FB also seems to be a bit of the former. Here (https://www.facebook.com/GoodMorningAmerica/videos/101533728...) is an anecdotal clip that ABC/GMA stole from this guy (https://www.youtube.com/watch?v=EU13ByIYkew) with no credit, they flipped, and re-watermarked his video. They got 22mm views on something the author only has 0.5mm views. Terrible ABC, terrible.


There needs to be CRC/SHA for video. Once that is figured out identifying these sorts of things will be trivial.

I would in fact pay someone to develop this as I think it is something humanity needs. Or I could pivot it into a startup and offer content creators a "safe harbor" to let them know whenever their stuff has been pirated.


Isn't this what YouTube calls content ID? They alert you that your content is up somewhere, then you have the option of monetizing it, or having it taken down.

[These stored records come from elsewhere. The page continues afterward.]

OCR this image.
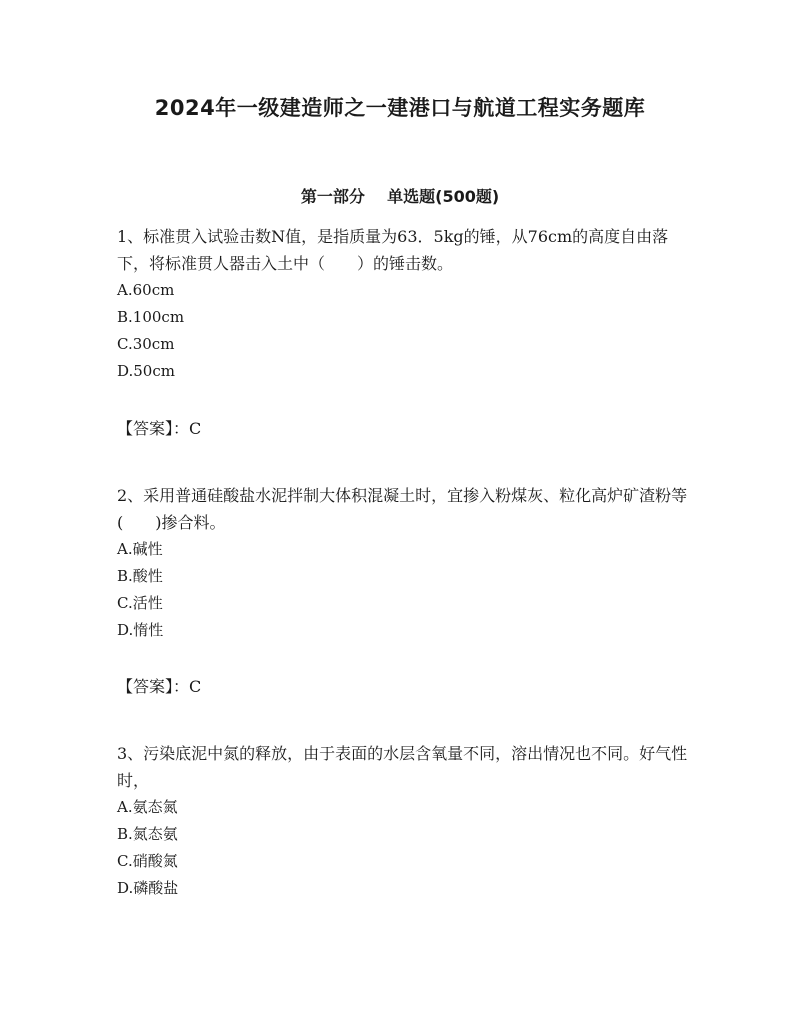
2024年一级建造师之一建港口与航道工程实务题库
第一部分    单选题(500题)

1、标准贯入试验击数N值，是指质量为63．5kg的锤，从76cm的高度自由落下，将标准贯人器击入土中（　　）的锤击数。

A.60cm

B.100cm

C.30cm

D.50cm

【答案】：C

2、采用普通硅酸盐水泥拌制大体积混凝土时，宜掺入粉煤灰、粒化高炉矿渣粉等(　　)掺合料。

A.碱性

B.酸性

C.活性

D.惰性

【答案】：C

3、污染底泥中氮的释放，由于表面的水层含氧量不同，溶出情况也不同。好气性时，

A.氨态氮

B.氮态氨

C.硝酸氮

D.磷酸盐
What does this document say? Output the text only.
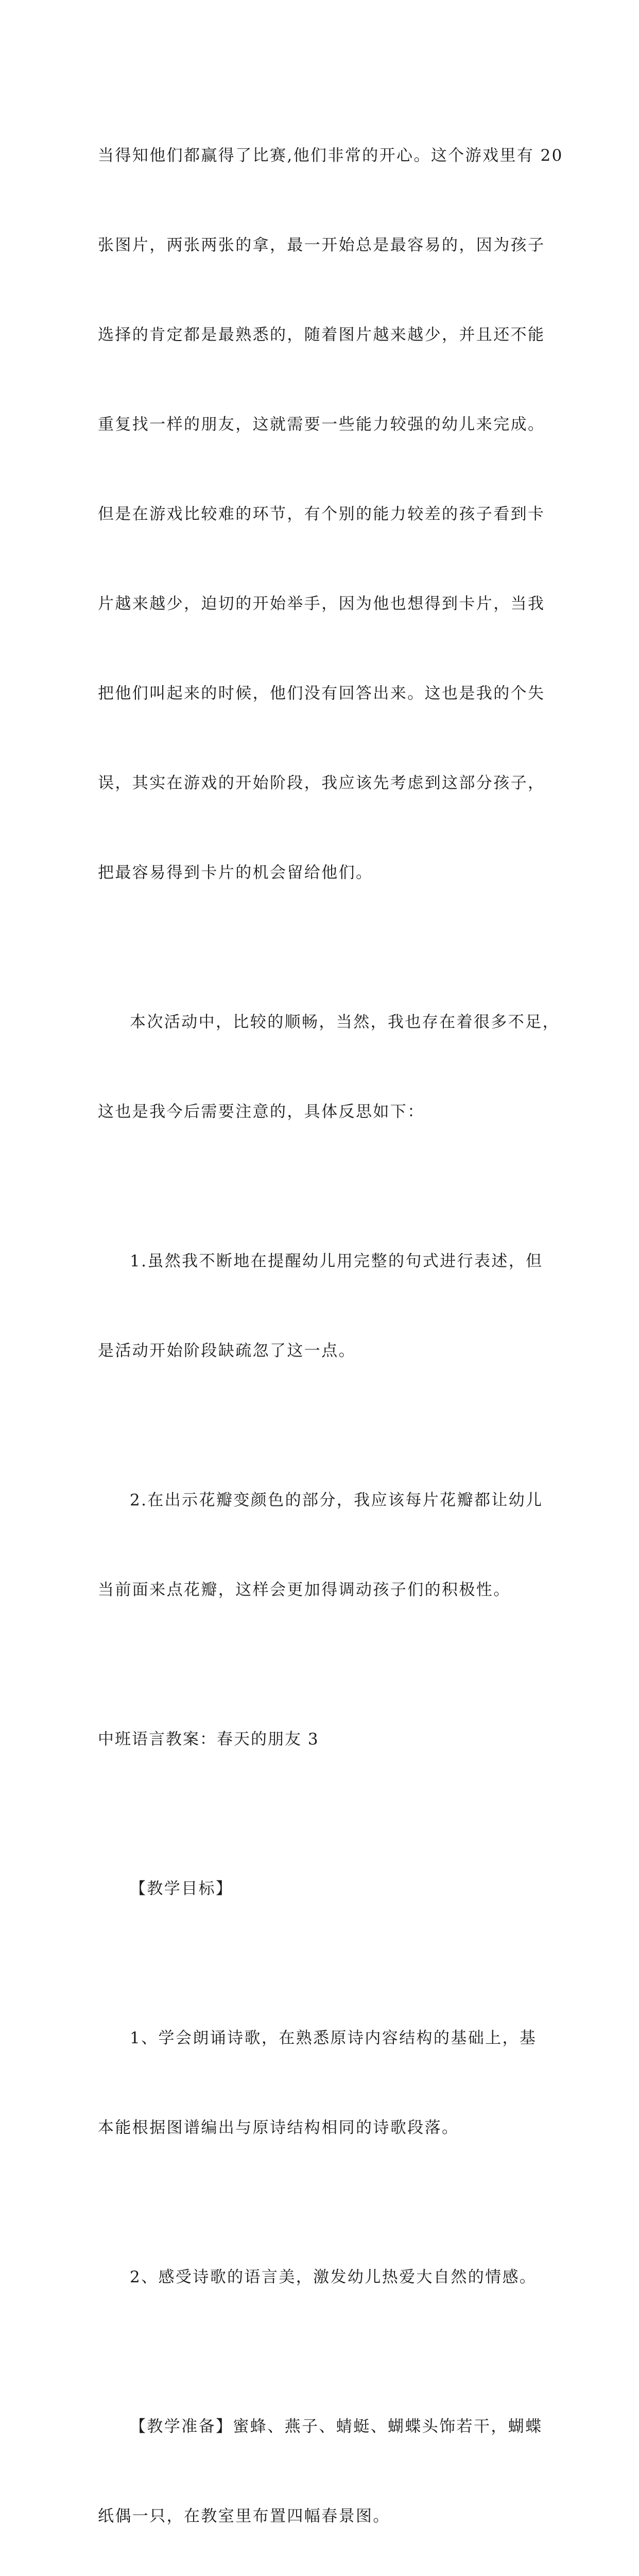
当得知他们都赢得了比赛,他们非常的开心。这个游戏里有 20

张图片，两张两张的拿，最一开始总是最容易的，因为孩子

选择的肯定都是最熟悉的，随着图片越来越少，并且还不能

重复找一样的朋友，这就需要一些能力较强的幼儿来完成。

但是在游戏比较难的环节，有个别的能力较差的孩子看到卡

片越来越少，迫切的开始举手，因为他也想得到卡片，当我

把他们叫起来的时候，他们没有回答出来。这也是我的个失

误，其实在游戏的开始阶段，我应该先考虑到这部分孩子，

把最容易得到卡片的机会留给他们。

本次活动中，比较的顺畅，当然，我也存在着很多不足，

这也是我今后需要注意的，具体反思如下：

1.虽然我不断地在提醒幼儿用完整的句式进行表述，但

是活动开始阶段缺疏忽了这一点。

2.在出示花瓣变颜色的部分，我应该每片花瓣都让幼儿

当前面来点花瓣，这样会更加得调动孩子们的积极性。

中班语言教案：春天的朋友 3

【教学目标】

1、学会朗诵诗歌，在熟悉原诗内容结构的基础上，基

本能根据图谱编出与原诗结构相同的诗歌段落。

2、感受诗歌的语言美，激发幼儿热爱大自然的情感。

【教学准备】蜜蜂、燕子、蜻蜓、蝴蝶头饰若干，蝴蝶

纸偶一只，在教室里布置四幅春景图。
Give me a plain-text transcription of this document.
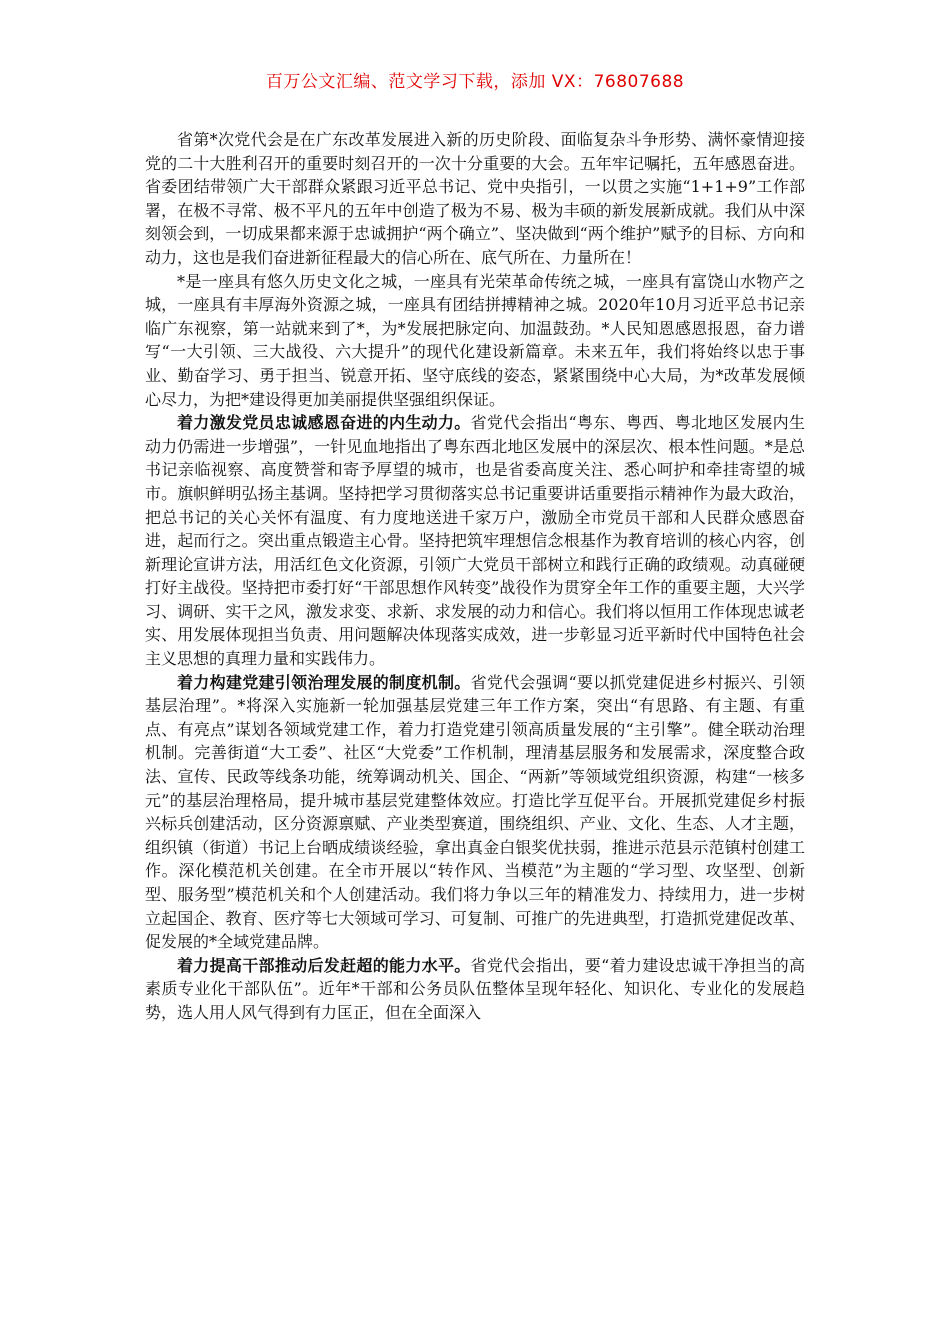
百万公文汇编、范文学习下载，添加 VX：76807688

省第*次党代会是在广东改革发展进入新的历史阶段、面临复杂斗争形势、满怀豪情迎接党的二十大胜利召开的重要时刻召开的一次十分重要的大会。五年牢记嘱托，五年感恩奋进。省委团结带领广大干部群众紧跟习近平总书记、党中央指引，一以贯之实施“1+1+9”工作部署，在极不寻常、极不平凡的五年中创造了极为不易、极为丰硕的新发展新成就。我们从中深刻领会到，一切成果都来源于忠诚拥护“两个确立”、坚决做到“两个维护”赋予的目标、方向和动力，这也是我们奋进新征程最大的信心所在、底气所在、力量所在！

*是一座具有悠久历史文化之城，一座具有光荣革命传统之城，一座具有富饶山水物产之城，一座具有丰厚海外资源之城，一座具有团结拼搏精神之城。2020年10月习近平总书记亲临广东视察，第一站就来到了*，为*发展把脉定向、加温鼓劲。*人民知恩感恩报恩，奋力谱写“一大引领、三大战役、六大提升”的现代化建设新篇章。未来五年，我们将始终以忠于事业、勤奋学习、勇于担当、锐意开拓、坚守底线的姿态，紧紧围绕中心大局，为*改革发展倾心尽力，为把*建设得更加美丽提供坚强组织保证。

着力激发党员忠诚感恩奋进的内生动力。省党代会指出“粤东、粤西、粤北地区发展内生动力仍需进一步增强”，一针见血地指出了粤东西北地区发展中的深层次、根本性问题。*是总书记亲临视察、高度赞誉和寄予厚望的城市，也是省委高度关注、悉心呵护和牵挂寄望的城市。旗帜鲜明弘扬主基调。坚持把学习贯彻落实总书记重要讲话重要指示精神作为最大政治，把总书记的关心关怀有温度、有力度地送进千家万户，激励全市党员干部和人民群众感恩奋进，起而行之。突出重点锻造主心骨。坚持把筑牢理想信念根基作为教育培训的核心内容，创新理论宣讲方法，用活红色文化资源，引领广大党员干部树立和践行正确的政绩观。动真碰硬打好主战役。坚持把市委打好“干部思想作风转变”战役作为贯穿全年工作的重要主题，大兴学习、调研、实干之风，激发求变、求新、求发展的动力和信心。我们将以恒用工作体现忠诚老实、用发展体现担当负责、用问题解决体现落实成效，进一步彰显习近平新时代中国特色社会主义思想的真理力量和实践伟力。

着力构建党建引领治理发展的制度机制。省党代会强调“要以抓党建促进乡村振兴、引领基层治理”。*将深入实施新一轮加强基层党建三年工作方案，突出“有思路、有主题、有重点、有亮点”谋划各领域党建工作，着力打造党建引领高质量发展的“主引擎”。健全联动治理机制。完善街道“大工委”、社区“大党委”工作机制，理清基层服务和发展需求，深度整合政法、宣传、民政等线条功能，统筹调动机关、国企、“两新”等领域党组织资源，构建“一核多元”的基层治理格局，提升城市基层党建整体效应。打造比学互促平台。开展抓党建促乡村振兴标兵创建活动，区分资源禀赋、产业类型赛道，围绕组织、产业、文化、生态、人才主题，组织镇（街道）书记上台晒成绩谈经验，拿出真金白银奖优扶弱，推进示范县示范镇村创建工作。深化模范机关创建。在全市开展以“转作风、当模范”为主题的“学习型、攻坚型、创新型、服务型”模范机关和个人创建活动。我们将力争以三年的精准发力、持续用力，进一步树立起国企、教育、医疗等七大领域可学习、可复制、可推广的先进典型，打造抓党建促改革、促发展的*全域党建品牌。

着力提高干部推动后发赶超的能力水平。省党代会指出，要“着力建设忠诚干净担当的高素质专业化干部队伍”。近年*干部和公务员队伍整体呈现年轻化、知识化、专业化的发展趋势，选人用人风气得到有力匡正，但在全面深入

Uh interesting but sadly it doesn't look like it is open for all:

https://support.google.com/youtube/answer/1311402


Not quite trivial: people can crop, skew, vignette, mirror, timestretch and scale video to try to defeat it. YouTube's Content ID seems to be vulnerable to this sort of thing still.


I think that's why many of these systems focus on audio. It's harder to change in a way that beats fingerprinting but doesn't ruin the viewing experience.


I think the majority of the cases are uploaders that basically post the same content.


ContentID is limited to few companies. It requires training, is not multi platform, and doesn't stop freebooting.



YouTube already has Content ID and it's by no means perfect.


It's possible ABC licensed it from him. There is a link in the description to license the vid.